When this impulse first occurred, I was astonished by the fluidity of her speech. On leaving our room, I left Rosa to wait with the doorman until the driver came to pick her up. Suddenly, Rosa started to ask about his personal life: if he was married, if he was studying, where he lived…. Then she started telling her own story of being a candy seller at Central do Brasil (Central Station). She narrated even the minutiae: what kinds of sweets she sold and how she prepared them, the route she took to go to Central…. Three more times, Rosa completed this ritual exchange of stories with her interlocutors. Rosa became immersed in space and, simultaneously, plunged into the temporal flow of her story. Space opened up to time and expanded her universe of exchanges with the world as other [com o mundo outro]. Before Rosa came to live in a residence managed by EAT, which would have allowed her to continue her work, pneumonia brought short her life. I know that repeated psychotic crises of a catatonic nature do not lead to definitive paralysis of the lower limbs. Probably the series of electroshocks, which in the years of Rosa's hospitalizations were the standard treatment for her crises, caused or aggravated previously unidentified injuries that left her in a wheelchair and produced weaknesses that led to her death.
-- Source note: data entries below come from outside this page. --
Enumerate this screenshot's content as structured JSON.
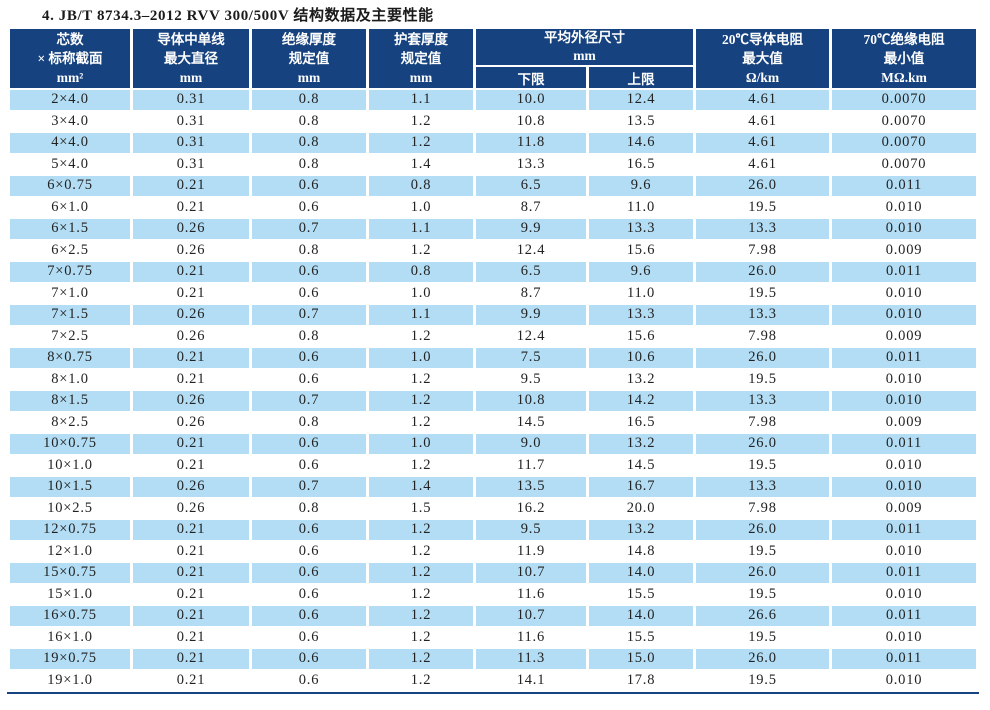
{
  "page_title": "4. JB/T 8734.3–2012 RVV 300/500V 结构数据及主要性能",
  "colors": {
    "header_bg": "#16427f",
    "header_text": "#ffffff",
    "row_stripe": "#b2ddf4",
    "cell_text": "#222222",
    "bottom_border": "#16427f"
  },
  "table": {
    "header": {
      "core": [
        "芯数",
        "× 标称截面",
        "mm²"
      ],
      "conductor": [
        "导体中单线",
        "最大直径",
        "mm"
      ],
      "insulation": [
        "绝缘厚度",
        "规定值",
        "mm"
      ],
      "sheath": [
        "护套厚度",
        "规定值",
        "mm"
      ],
      "avg_od": [
        "平均外径尺寸",
        "mm"
      ],
      "lower": "下限",
      "upper": "上限",
      "resistance20": [
        "20℃导体电阻",
        "最大值",
        "Ω/km"
      ],
      "resistance70": [
        "70℃绝缘电阻",
        "最小值",
        "MΩ.km"
      ]
    },
    "rows": [
      [
        "2×4.0",
        "0.31",
        "0.8",
        "1.1",
        "10.0",
        "12.4",
        "4.61",
        "0.0070"
      ],
      [
        "3×4.0",
        "0.31",
        "0.8",
        "1.2",
        "10.8",
        "13.5",
        "4.61",
        "0.0070"
      ],
      [
        "4×4.0",
        "0.31",
        "0.8",
        "1.2",
        "11.8",
        "14.6",
        "4.61",
        "0.0070"
      ],
      [
        "5×4.0",
        "0.31",
        "0.8",
        "1.4",
        "13.3",
        "16.5",
        "4.61",
        "0.0070"
      ],
      [
        "6×0.75",
        "0.21",
        "0.6",
        "0.8",
        "6.5",
        "9.6",
        "26.0",
        "0.011"
      ],
      [
        "6×1.0",
        "0.21",
        "0.6",
        "1.0",
        "8.7",
        "11.0",
        "19.5",
        "0.010"
      ],
      [
        "6×1.5",
        "0.26",
        "0.7",
        "1.1",
        "9.9",
        "13.3",
        "13.3",
        "0.010"
      ],
      [
        "6×2.5",
        "0.26",
        "0.8",
        "1.2",
        "12.4",
        "15.6",
        "7.98",
        "0.009"
      ],
      [
        "7×0.75",
        "0.21",
        "0.6",
        "0.8",
        "6.5",
        "9.6",
        "26.0",
        "0.011"
      ],
      [
        "7×1.0",
        "0.21",
        "0.6",
        "1.0",
        "8.7",
        "11.0",
        "19.5",
        "0.010"
      ],
      [
        "7×1.5",
        "0.26",
        "0.7",
        "1.1",
        "9.9",
        "13.3",
        "13.3",
        "0.010"
      ],
      [
        "7×2.5",
        "0.26",
        "0.8",
        "1.2",
        "12.4",
        "15.6",
        "7.98",
        "0.009"
      ],
      [
        "8×0.75",
        "0.21",
        "0.6",
        "1.0",
        "7.5",
        "10.6",
        "26.0",
        "0.011"
      ],
      [
        "8×1.0",
        "0.21",
        "0.6",
        "1.2",
        "9.5",
        "13.2",
        "19.5",
        "0.010"
      ],
      [
        "8×1.5",
        "0.26",
        "0.7",
        "1.2",
        "10.8",
        "14.2",
        "13.3",
        "0.010"
      ],
      [
        "8×2.5",
        "0.26",
        "0.8",
        "1.2",
        "14.5",
        "16.5",
        "7.98",
        "0.009"
      ],
      [
        "10×0.75",
        "0.21",
        "0.6",
        "1.0",
        "9.0",
        "13.2",
        "26.0",
        "0.011"
      ],
      [
        "10×1.0",
        "0.21",
        "0.6",
        "1.2",
        "11.7",
        "14.5",
        "19.5",
        "0.010"
      ],
      [
        "10×1.5",
        "0.26",
        "0.7",
        "1.4",
        "13.5",
        "16.7",
        "13.3",
        "0.010"
      ],
      [
        "10×2.5",
        "0.26",
        "0.8",
        "1.5",
        "16.2",
        "20.0",
        "7.98",
        "0.009"
      ],
      [
        "12×0.75",
        "0.21",
        "0.6",
        "1.2",
        "9.5",
        "13.2",
        "26.0",
        "0.011"
      ],
      [
        "12×1.0",
        "0.21",
        "0.6",
        "1.2",
        "11.9",
        "14.8",
        "19.5",
        "0.010"
      ],
      [
        "15×0.75",
        "0.21",
        "0.6",
        "1.2",
        "10.7",
        "14.0",
        "26.0",
        "0.011"
      ],
      [
        "15×1.0",
        "0.21",
        "0.6",
        "1.2",
        "11.6",
        "15.5",
        "19.5",
        "0.010"
      ],
      [
        "16×0.75",
        "0.21",
        "0.6",
        "1.2",
        "10.7",
        "14.0",
        "26.6",
        "0.011"
      ],
      [
        "16×1.0",
        "0.21",
        "0.6",
        "1.2",
        "11.6",
        "15.5",
        "19.5",
        "0.010"
      ],
      [
        "19×0.75",
        "0.21",
        "0.6",
        "1.2",
        "11.3",
        "15.0",
        "26.0",
        "0.011"
      ],
      [
        "19×1.0",
        "0.21",
        "0.6",
        "1.2",
        "14.1",
        "17.8",
        "19.5",
        "0.010"
      ]
    ]
  }
}
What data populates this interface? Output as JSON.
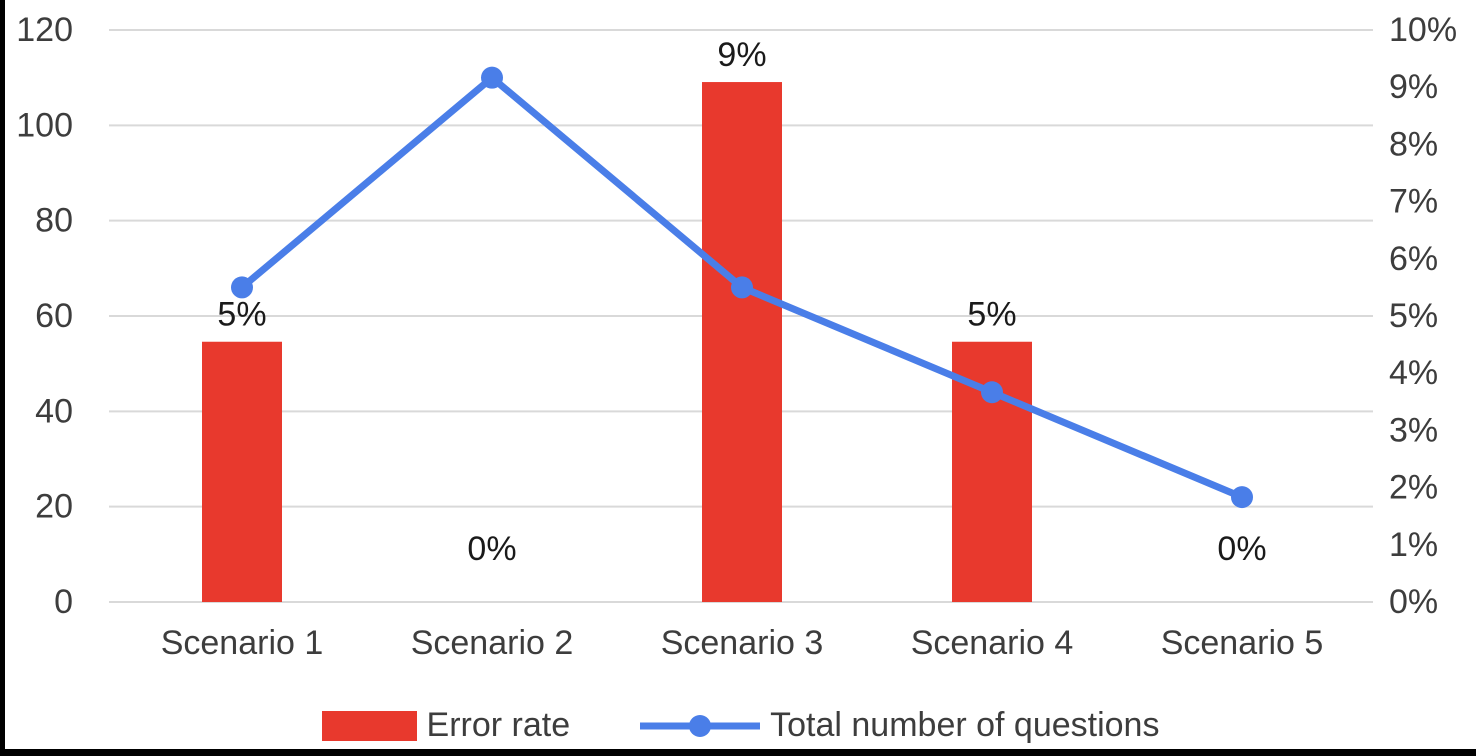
{
  "colors": {
    "bar": "#e8392d",
    "line": "#4a7ee8",
    "gridline": "#d9d9d9",
    "axis_text": "#3d3d3d",
    "data_label": "#1a1a1a"
  },
  "chart_data": {
    "type": "combo",
    "categories": [
      "Scenario 1",
      "Scenario 2",
      "Scenario 3",
      "Scenario 4",
      "Scenario 5"
    ],
    "series": [
      {
        "name": "Error rate",
        "type": "bar",
        "axis": "right",
        "values": [
          4.55,
          0,
          9.09,
          4.55,
          0
        ],
        "labels": [
          "5%",
          "0%",
          "9%",
          "5%",
          "0%"
        ]
      },
      {
        "name": "Total number of questions",
        "type": "line",
        "axis": "left",
        "values": [
          66,
          110,
          66,
          44,
          22
        ]
      }
    ],
    "left_axis": {
      "min": 0,
      "max": 120,
      "step": 20,
      "ticks": [
        "0",
        "20",
        "40",
        "60",
        "80",
        "100",
        "120"
      ]
    },
    "right_axis": {
      "min": 0,
      "max": 10,
      "step": 1,
      "ticks": [
        "0%",
        "1%",
        "2%",
        "3%",
        "4%",
        "5%",
        "6%",
        "7%",
        "8%",
        "9%",
        "10%"
      ]
    },
    "grid": true,
    "legend_position": "bottom",
    "title": ""
  },
  "legend": {
    "items": [
      {
        "label": "Error rate",
        "type": "bar"
      },
      {
        "label": "Total number of questions",
        "type": "line"
      }
    ]
  }
}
This history of Rosa counterposes two bodily approaches: electroshock and the reconstruction of the body through the touch objects of a particular sensoriality. In this confrontation, I refuse value judgments as if they were opposing elements, although they imply underlying, contrary ideologies. While writing this text, I remembered the work we did with a woman with severe delusional anorexia. I participated, using the touch of Objetos relacionais, in parallel and simultaneous to three other clinical treatments—including a series of electroshocks—without conflict. The therapeutic practices were mere instruments within a larger life-saving project. What I question in the history of Rosa is the moment and the way in which the electroshock was proposed. Why was such an incisive, reductionist, and dangerous approach the first choice, with claims to be the exclusive one? This technicist reductionism, always in vogue in authoritarian moments of the country's social life, brings with it another reductionism: the search by the forces of medical hegemony for practical methods of control over the clinic, understood as the ethics of the encounter—singular and plural, as the exercise of freedom should be. I do not believe an enduring way out of psychological suffering can be found when the proposal is, a priori, the efficiency of the [treatment's] relationship with a machine.

1

Translator's note: The Justice department ordered Wanderley to visit Júlio because he had not left his house for years, allowing only his mother to deliver his food. For more on Júlio, see Lula Wanderley, No silêncio que as palavras guardam: O sofrimento psíquico, o Objeto Relacionai de Lygia Clark e as paixões do corpo, ed. Kaira M. Cabañas (São Paulo: n-i edições, 2021), 60.

2

Translator's note: Espaço Aberto ao Tempo is a transdisciplinary space that Wanderley created in 1988 as part of his search for new ways of caring for individuals who experience psychic suffering. EAT is located on the grounds of the Instituto Municipal Nise da Silveira (formerly the Centro Psiquiátrico Nacional Pedro II) in the neighborhood of Engenho de Dentro in Rio de Janeiro, Brazil.